The Sunday Times (of London)
May 9, 1999
Companies seek chip implants to control staff
by Steve Bevan
BIG BROTHER could soon be watching from the inside. Several international companies are consulting scientists on ways of developing microchip implants for their workers to measure their timekeeping and whereabouts.
The technology, which has been proven on pets and human volunteers, would enable firms to track staff all around a building or complex. The data could enable them to draw up estimates of workers' efficiency and productivity.
Professor Kevin Warwick of Reading University, a leading cybernetics expert, has been approached by several firms including a leading software company with a British subsidiary and Blackbaud Inc, the American software giant.
Warwick hit the headlines last summer when he had a silicon chip transponder surgically implanted in his forearm. He was subsequently able to show how a computer could monitor every move he made using detectors that were scattered around the building in which he worked.
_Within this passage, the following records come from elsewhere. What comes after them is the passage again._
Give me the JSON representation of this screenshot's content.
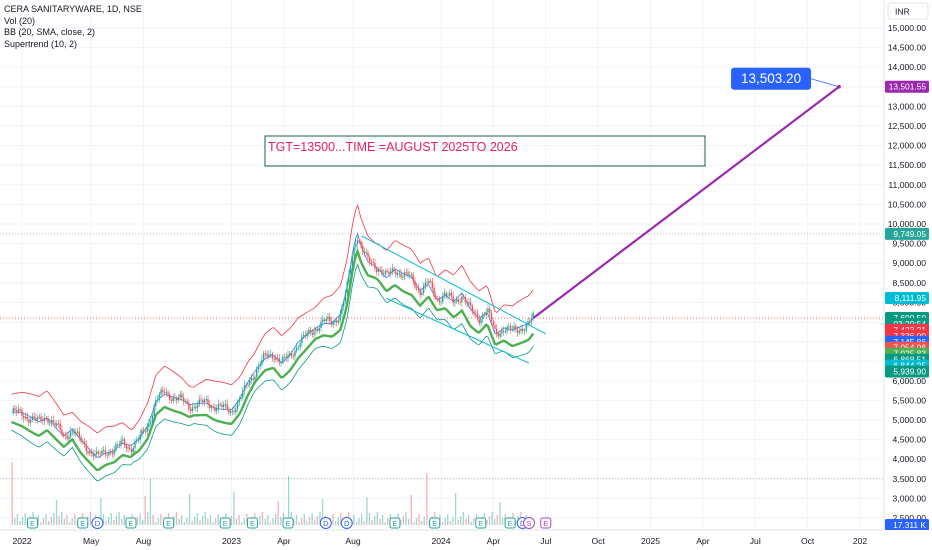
{
  "header": {
    "symbol_line": "CERA SANITARYWARE, 1D, NSE",
    "indicators": [
      "Vol (20)",
      "BB (20, SMA, close, 2)",
      "Supertrend (10, 2)"
    ]
  },
  "currency_button": "INR",
  "annotation": {
    "box_text": "TGT=13500...TIME =AUGUST 2025TO 2026",
    "target_callout": "13,503.20"
  },
  "colors": {
    "up": "#26a69a",
    "down": "#ef5350",
    "bb_upper": "#f23645",
    "bb_lower": "#089981",
    "bb_basis": "#2962ff",
    "supertrend": "#4caf50",
    "channel": "#00bcd4",
    "target_line": "#9c27b0",
    "callout": "#2962ff",
    "box_text": "#e91e63",
    "box_border": "#1e5c5c"
  },
  "chart_data": {
    "type": "candlestick",
    "title": "CERA SANITARYWARE, 1D, NSE",
    "price_axis": {
      "ticks": [
        2500,
        3000,
        3500,
        4000,
        4500,
        5000,
        5500,
        6000,
        6500,
        7000,
        7500,
        8000,
        8500,
        9000,
        9500,
        10000,
        10500,
        11000,
        11500,
        12000,
        12500,
        13000,
        13500,
        14000,
        14500,
        15000
      ],
      "tick_labels": [
        "2,500.00",
        "3,000.00",
        "3,500.00",
        "4,000.00",
        "4,500.00",
        "5,000.00",
        "5,500.00",
        "6,000.00",
        "6,500.00",
        "7,000.00",
        "7,500.00",
        "8,000.00",
        "8,500.00",
        "9,000.00",
        "9,500.00",
        "10,000.00",
        "10,500.00",
        "11,000.00",
        "11,500.00",
        "12,000.00",
        "12,500.00",
        "13,000.00",
        "13,500.00",
        "14,000.00",
        "14,500.00",
        "15,000.00"
      ],
      "range": [
        2300,
        15400
      ]
    },
    "time_axis": {
      "labels": [
        "2022",
        "May",
        "Aug",
        "2023",
        "Apr",
        "Aug",
        "2024",
        "Apr",
        "Jul",
        "Oct",
        "2025",
        "Apr",
        "Jul",
        "Oct",
        "202"
      ],
      "positions": [
        2022.0,
        2022.33,
        2022.58,
        2023.0,
        2023.25,
        2023.58,
        2024.0,
        2024.25,
        2024.5,
        2024.75,
        2025.0,
        2025.25,
        2025.5,
        2025.75,
        2026.0
      ]
    },
    "price_path": [
      [
        2021.95,
        5200
      ],
      [
        2022.0,
        5150
      ],
      [
        2022.04,
        5050
      ],
      [
        2022.08,
        4950
      ],
      [
        2022.12,
        5100
      ],
      [
        2022.16,
        4850
      ],
      [
        2022.2,
        4600
      ],
      [
        2022.24,
        4750
      ],
      [
        2022.28,
        4450
      ],
      [
        2022.32,
        4250
      ],
      [
        2022.36,
        4050
      ],
      [
        2022.4,
        4200
      ],
      [
        2022.44,
        4250
      ],
      [
        2022.48,
        4400
      ],
      [
        2022.52,
        4300
      ],
      [
        2022.56,
        4500
      ],
      [
        2022.6,
        4850
      ],
      [
        2022.64,
        5500
      ],
      [
        2022.68,
        5700
      ],
      [
        2022.72,
        5600
      ],
      [
        2022.76,
        5500
      ],
      [
        2022.8,
        5350
      ],
      [
        2022.84,
        5400
      ],
      [
        2022.88,
        5450
      ],
      [
        2022.92,
        5350
      ],
      [
        2022.96,
        5300
      ],
      [
        2023.0,
        5250
      ],
      [
        2023.04,
        5500
      ],
      [
        2023.08,
        5950
      ],
      [
        2023.12,
        6300
      ],
      [
        2023.16,
        6600
      ],
      [
        2023.2,
        6700
      ],
      [
        2023.24,
        6450
      ],
      [
        2023.28,
        6650
      ],
      [
        2023.32,
        6950
      ],
      [
        2023.36,
        7150
      ],
      [
        2023.4,
        7350
      ],
      [
        2023.44,
        7500
      ],
      [
        2023.48,
        7500
      ],
      [
        2023.52,
        7700
      ],
      [
        2023.55,
        8300
      ],
      [
        2023.58,
        9300
      ],
      [
        2023.6,
        9750
      ],
      [
        2023.62,
        9400
      ],
      [
        2023.65,
        9050
      ],
      [
        2023.7,
        8900
      ],
      [
        2023.74,
        8650
      ],
      [
        2023.78,
        8850
      ],
      [
        2023.82,
        8700
      ],
      [
        2023.86,
        8600
      ],
      [
        2023.9,
        8300
      ],
      [
        2023.94,
        8500
      ],
      [
        2023.98,
        8100
      ],
      [
        2024.02,
        8200
      ],
      [
        2024.06,
        8000
      ],
      [
        2024.1,
        8200
      ],
      [
        2024.14,
        7800
      ],
      [
        2024.18,
        7600
      ],
      [
        2024.22,
        7800
      ],
      [
        2024.26,
        7200
      ],
      [
        2024.3,
        7350
      ],
      [
        2024.34,
        7250
      ],
      [
        2024.38,
        7350
      ],
      [
        2024.42,
        7450
      ],
      [
        2024.44,
        7600
      ]
    ],
    "levels": [
      {
        "label": "13,501.55",
        "value": 13501.55,
        "color": "#9c27b0"
      },
      {
        "label": "9,749.05",
        "value": 9749.05,
        "color": "#26a69a"
      },
      {
        "label": "8,111.95",
        "value": 8111.95,
        "color": "#00bcd4"
      },
      {
        "label": "7,600.50",
        "value": 7600.5,
        "color": "#089981"
      },
      {
        "label": "03:29:54",
        "value": 7452,
        "color": "#089981"
      },
      {
        "label": "7,423.21",
        "value": 7300,
        "color": "#f23645"
      },
      {
        "label": "7,336.90",
        "value": 7148,
        "color": "#f23645"
      },
      {
        "label": "7,145.86",
        "value": 6996,
        "color": "#2962ff"
      },
      {
        "label": "7,054.96",
        "value": 6844,
        "color": "#ef5350"
      },
      {
        "label": "7,025.83",
        "value": 6692,
        "color": "#4caf50"
      },
      {
        "label": "6,868.51",
        "value": 6540,
        "color": "#089981"
      },
      {
        "label": "6,844.25",
        "value": 6388,
        "color": "#00bcd4"
      },
      {
        "label": "5,939.90",
        "value": 6236,
        "color": "#089981"
      },
      {
        "label": "17.311 K",
        "value": 2400,
        "color": "#2962ff"
      }
    ],
    "target": {
      "from": [
        2024.44,
        7600
      ],
      "to": [
        2025.9,
        13501.55
      ],
      "value": 13503.2
    },
    "channel": {
      "upper": [
        [
          2023.62,
          9700
        ],
        [
          2024.5,
          7200
        ]
      ],
      "lower": [
        [
          2023.74,
          8100
        ],
        [
          2024.42,
          6450
        ]
      ]
    },
    "dotted_lines": [
      9749.05,
      7600.5,
      3500
    ],
    "events": [
      2022.05,
      2022.29,
      2022.36,
      2022.52,
      2022.7,
      2022.97,
      2023.1,
      2023.27,
      2023.45,
      2023.55,
      2023.78,
      2023.97,
      2024.19,
      2024.33,
      2024.39,
      2024.42,
      2024.5
    ],
    "event_labels": [
      "E",
      "E",
      "D",
      "E",
      "E",
      "E",
      "E",
      "E",
      "D",
      "D",
      "E",
      "E",
      "E",
      "E",
      "D",
      "S",
      "E"
    ]
  }
}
In his experiment, Warwick showed how the system could also benefit workers by programming it to switch on lights, computers and heating systems as he entered a room - and turning them off when he left.
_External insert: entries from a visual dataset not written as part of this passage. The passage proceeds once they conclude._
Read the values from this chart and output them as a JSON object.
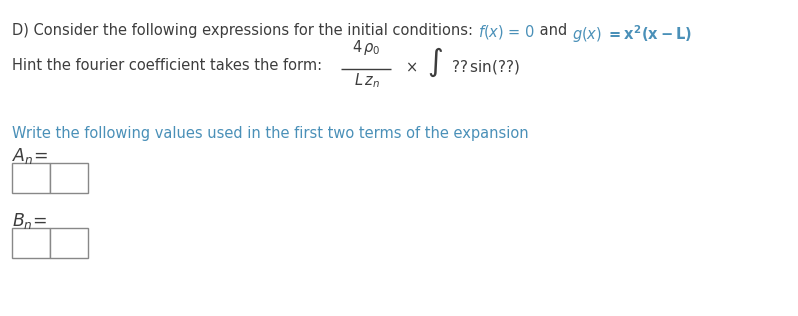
{
  "bg": "#ffffff",
  "dark": "#3d3d3d",
  "teal": "#4a90b8",
  "orange": "#d4820a",
  "fs": 10.5,
  "line1_prefix": "D) Consider the following expressions for the initial conditions: ",
  "hint_prefix": "Hint the fourier coefficient takes the form:",
  "write_line": "Write the following values used in the first two terms of the expansion"
}
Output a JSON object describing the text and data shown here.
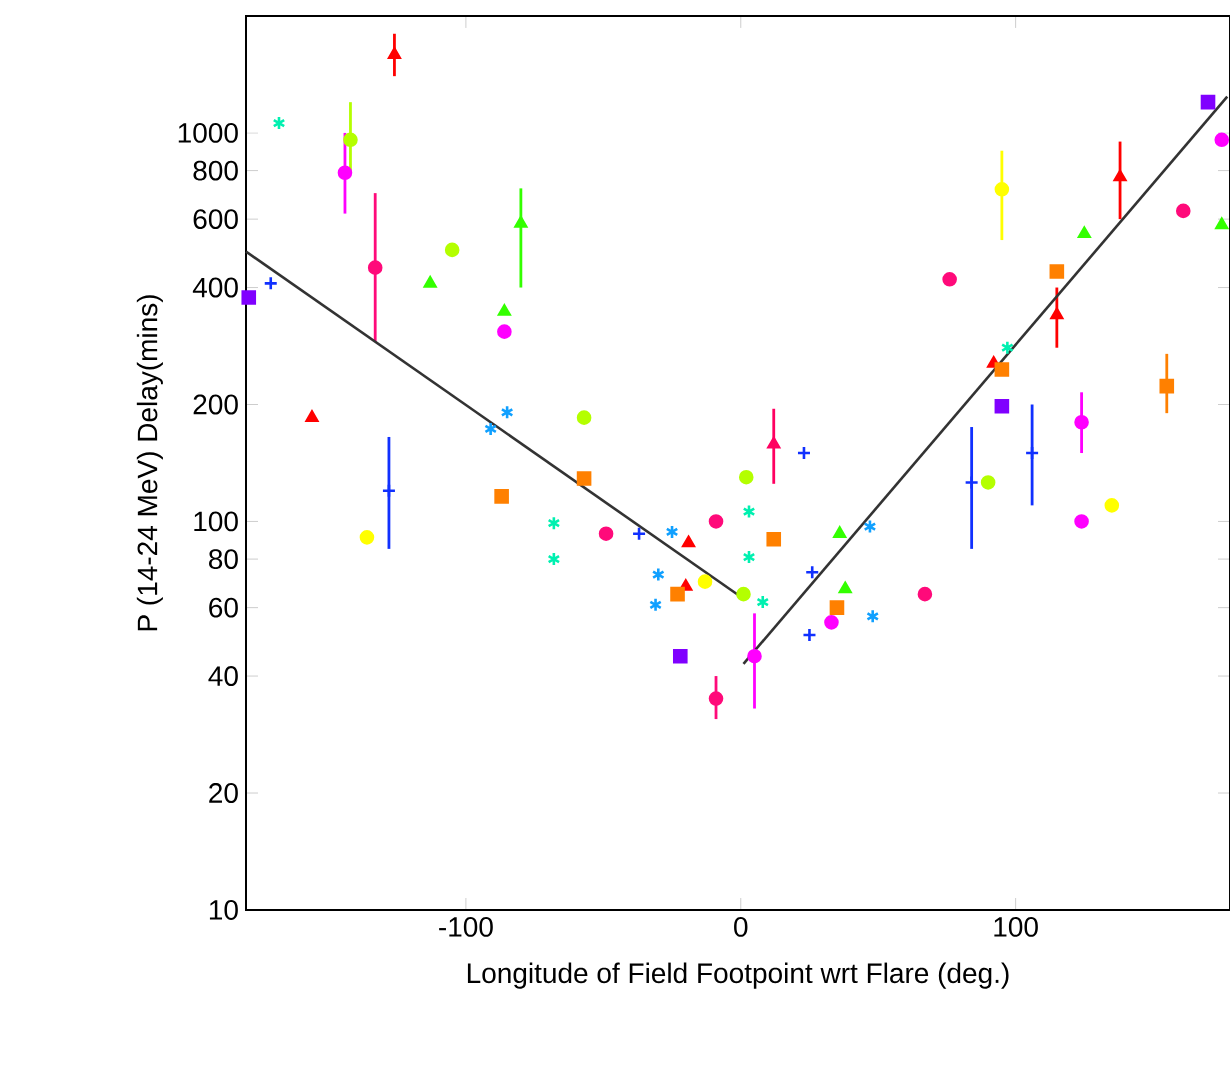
{
  "chart_data": {
    "type": "scatter",
    "xlabel": "Longitude of Field Footpoint wrt Flare (deg.)",
    "ylabel": "P (14-24 MeV) Delay(mins)",
    "log": "y",
    "xlim": [
      -180,
      178
    ],
    "ylim": [
      10,
      2000
    ],
    "xticks": [
      -100,
      0,
      100
    ],
    "yticks": [
      10,
      20,
      40,
      60,
      80,
      100,
      200,
      400,
      600,
      800,
      1000
    ],
    "series": [
      {
        "color": "#ff0000",
        "marker": "triangle",
        "x": [
          -126,
          -156,
          -19,
          -20,
          92,
          115,
          138
        ],
        "values": [
          1590,
          185,
          88,
          68,
          255,
          340,
          770
        ],
        "errors": [
          [
            1400,
            1800
          ],
          null,
          null,
          null,
          null,
          [
            280,
            400
          ],
          [
            600,
            950
          ]
        ]
      },
      {
        "color": "#ff0060",
        "marker": "triangle",
        "x": [
          12
        ],
        "values": [
          158
        ],
        "errors": [
          [
            125,
            195
          ]
        ]
      },
      {
        "color": "#ff00ff",
        "marker": "circle",
        "x": [
          -144,
          -86,
          5,
          124,
          124,
          33,
          175
        ],
        "values": [
          790,
          308,
          45,
          180,
          100,
          55,
          960
        ],
        "errors": [
          [
            620,
            1000
          ],
          null,
          [
            33,
            58
          ],
          [
            150,
            215
          ],
          null,
          null,
          null
        ]
      },
      {
        "color": "#ff0a7a",
        "marker": "circle",
        "x": [
          -133,
          -49,
          -9,
          -9,
          67,
          76,
          161
        ],
        "values": [
          450,
          93,
          100,
          35,
          65,
          420,
          630
        ],
        "errors": [
          [
            290,
            700
          ],
          null,
          null,
          [
            31,
            40
          ],
          null,
          null,
          null
        ]
      },
      {
        "color": "#ffff00",
        "marker": "circle",
        "x": [
          95,
          -136,
          -13,
          135
        ],
        "values": [
          716,
          91,
          70,
          110
        ],
        "errors": [
          [
            530,
            900
          ],
          null,
          null,
          null
        ]
      },
      {
        "color": "#b4ff00",
        "marker": "circle",
        "x": [
          -142,
          -105,
          -57,
          2,
          90,
          1
        ],
        "values": [
          960,
          500,
          185,
          130,
          126,
          65
        ],
        "errors": [
          [
            800,
            1200
          ],
          null,
          null,
          null,
          null,
          null
        ]
      },
      {
        "color": "#33ff00",
        "marker": "triangle",
        "x": [
          -80,
          -113,
          -86,
          125,
          175,
          36,
          38
        ],
        "values": [
          585,
          410,
          347,
          550,
          580,
          93,
          67
        ],
        "errors": [
          [
            400,
            720
          ],
          null,
          null,
          null,
          null,
          null,
          null
        ]
      },
      {
        "color": "#ff8000",
        "marker": "square",
        "x": [
          -87,
          -57,
          -23,
          12,
          35,
          95,
          115,
          155
        ],
        "values": [
          116,
          129,
          65,
          90,
          60,
          246,
          440,
          223
        ],
        "errors": [
          null,
          null,
          null,
          null,
          null,
          null,
          null,
          [
            190,
            270
          ]
        ]
      },
      {
        "color": "#8000ff",
        "marker": "square",
        "x": [
          -179,
          -22,
          95,
          170
        ],
        "values": [
          377,
          45,
          198,
          1200
        ]
      },
      {
        "color": "#1030ff",
        "marker": "cross",
        "x": [
          -171,
          -128,
          -37,
          23,
          26,
          25,
          84,
          106
        ],
        "values": [
          410,
          120,
          93,
          150,
          74,
          51,
          126,
          150
        ],
        "errors": [
          null,
          [
            85,
            165
          ],
          null,
          null,
          null,
          null,
          [
            85,
            175
          ],
          [
            110,
            200
          ]
        ]
      },
      {
        "color": "#10a0ff",
        "x": [
          -85,
          -91,
          -30,
          -31,
          -25,
          47,
          48
        ],
        "values": [
          191,
          173,
          73,
          61,
          94,
          97,
          57
        ]
      },
      {
        "color": "#00f0b0",
        "x": [
          -168,
          -68,
          -68,
          3,
          3,
          8,
          97
        ],
        "values": [
          1060,
          99,
          80,
          106,
          81,
          62,
          280
        ]
      },
      {
        "type": "line",
        "color": "#333333",
        "line_style": "solid",
        "x": [
          -180,
          0
        ],
        "values": [
          495,
          64
        ]
      },
      {
        "type": "line",
        "color": "#333333",
        "line_style": "solid",
        "x": [
          1,
          177
        ],
        "values": [
          43,
          1240
        ]
      }
    ]
  }
}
The technology is likely to have a strong appeal to companies with high labour costs, for which small increases in staff productivity can have a big impact on profits. It is also relatively cheap - just a few pounds for each person, according to Warwick.
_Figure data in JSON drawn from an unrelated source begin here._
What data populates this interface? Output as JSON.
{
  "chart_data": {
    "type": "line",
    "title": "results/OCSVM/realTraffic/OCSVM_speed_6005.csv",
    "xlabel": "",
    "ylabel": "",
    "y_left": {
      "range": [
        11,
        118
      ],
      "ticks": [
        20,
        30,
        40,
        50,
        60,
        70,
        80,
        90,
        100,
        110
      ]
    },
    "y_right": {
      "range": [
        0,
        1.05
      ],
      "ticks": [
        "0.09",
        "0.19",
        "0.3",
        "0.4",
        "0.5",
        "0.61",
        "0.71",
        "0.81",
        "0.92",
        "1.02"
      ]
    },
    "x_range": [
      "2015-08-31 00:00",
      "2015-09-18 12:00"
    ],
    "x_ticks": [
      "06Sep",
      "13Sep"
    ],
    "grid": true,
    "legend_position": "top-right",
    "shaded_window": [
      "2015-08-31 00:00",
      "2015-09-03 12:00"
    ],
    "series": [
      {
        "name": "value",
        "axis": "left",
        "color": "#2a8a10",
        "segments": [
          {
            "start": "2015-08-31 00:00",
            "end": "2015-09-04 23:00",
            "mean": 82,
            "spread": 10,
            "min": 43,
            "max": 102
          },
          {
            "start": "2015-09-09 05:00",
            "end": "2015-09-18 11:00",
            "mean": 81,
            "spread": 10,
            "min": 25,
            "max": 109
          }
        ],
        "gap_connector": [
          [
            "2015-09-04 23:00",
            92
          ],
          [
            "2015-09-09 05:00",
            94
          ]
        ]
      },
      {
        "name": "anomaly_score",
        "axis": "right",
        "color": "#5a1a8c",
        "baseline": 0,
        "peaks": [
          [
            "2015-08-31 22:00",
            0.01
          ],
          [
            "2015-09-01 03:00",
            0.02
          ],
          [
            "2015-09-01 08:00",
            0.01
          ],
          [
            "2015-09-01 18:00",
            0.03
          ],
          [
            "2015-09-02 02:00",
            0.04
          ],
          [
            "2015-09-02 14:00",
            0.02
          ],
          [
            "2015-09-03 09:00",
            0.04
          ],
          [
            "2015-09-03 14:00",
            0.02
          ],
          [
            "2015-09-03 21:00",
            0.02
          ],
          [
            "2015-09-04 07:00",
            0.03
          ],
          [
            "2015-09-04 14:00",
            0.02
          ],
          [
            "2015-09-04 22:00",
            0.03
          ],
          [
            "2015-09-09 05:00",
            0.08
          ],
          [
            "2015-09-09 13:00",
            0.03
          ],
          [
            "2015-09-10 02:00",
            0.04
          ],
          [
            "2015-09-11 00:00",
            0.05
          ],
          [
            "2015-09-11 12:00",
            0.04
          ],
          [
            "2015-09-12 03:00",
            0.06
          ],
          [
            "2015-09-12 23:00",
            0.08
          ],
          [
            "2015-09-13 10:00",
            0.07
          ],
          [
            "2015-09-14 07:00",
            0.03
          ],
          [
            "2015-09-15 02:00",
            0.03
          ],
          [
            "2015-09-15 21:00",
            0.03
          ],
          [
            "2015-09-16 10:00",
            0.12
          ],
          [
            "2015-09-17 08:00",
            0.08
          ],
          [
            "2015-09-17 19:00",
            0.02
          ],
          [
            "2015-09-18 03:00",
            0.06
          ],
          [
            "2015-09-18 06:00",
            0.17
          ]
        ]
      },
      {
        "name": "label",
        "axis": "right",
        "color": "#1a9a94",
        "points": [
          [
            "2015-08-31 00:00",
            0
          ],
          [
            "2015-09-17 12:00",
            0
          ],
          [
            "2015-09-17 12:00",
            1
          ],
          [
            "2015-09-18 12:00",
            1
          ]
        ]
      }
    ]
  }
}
"For a business the potential is obvious," he said. "You can tell when people clock into work and when they leave the building. You would know at all times exactly where they were and who they were with."
Warwick admits that people will be "shocked" by the idea of companies asking their employees to have such implants. He said: "It is pushing at the limits of what society will accept but it is not such a big deal. Many employees already carry swipecards. I think this is just a step on from that."
His research follows earlier experiments by companies such as the telecommunications firm AT&T that showed how smart cards carried by staff could be programmed to relay a worker's position back to a central computer. AT&T Laboratories in Cambridge has been working on its "smart badges" for two years. They use ultrasound to tell the main computer exactly where the wearer is, allowing their desktop computers and phone calls to "follow" them around the building.
The company has, however, stopped short of suggesting staff should have devices inserted into their bodies.
The first practical application of such technology is, however, not in humans but in pets. Under the government's new "passports for pets" scheme, which replaces the quarantine system from 2001, dogs will have a microchip implanted beneath their skin to identify who they belong to.
Representatives from police forces in Britain and the United States have also expressed interest in the implant technology, according to Warwick.
He believes that submitting to an implant could be made a condition, for example, of being granted a gun licence.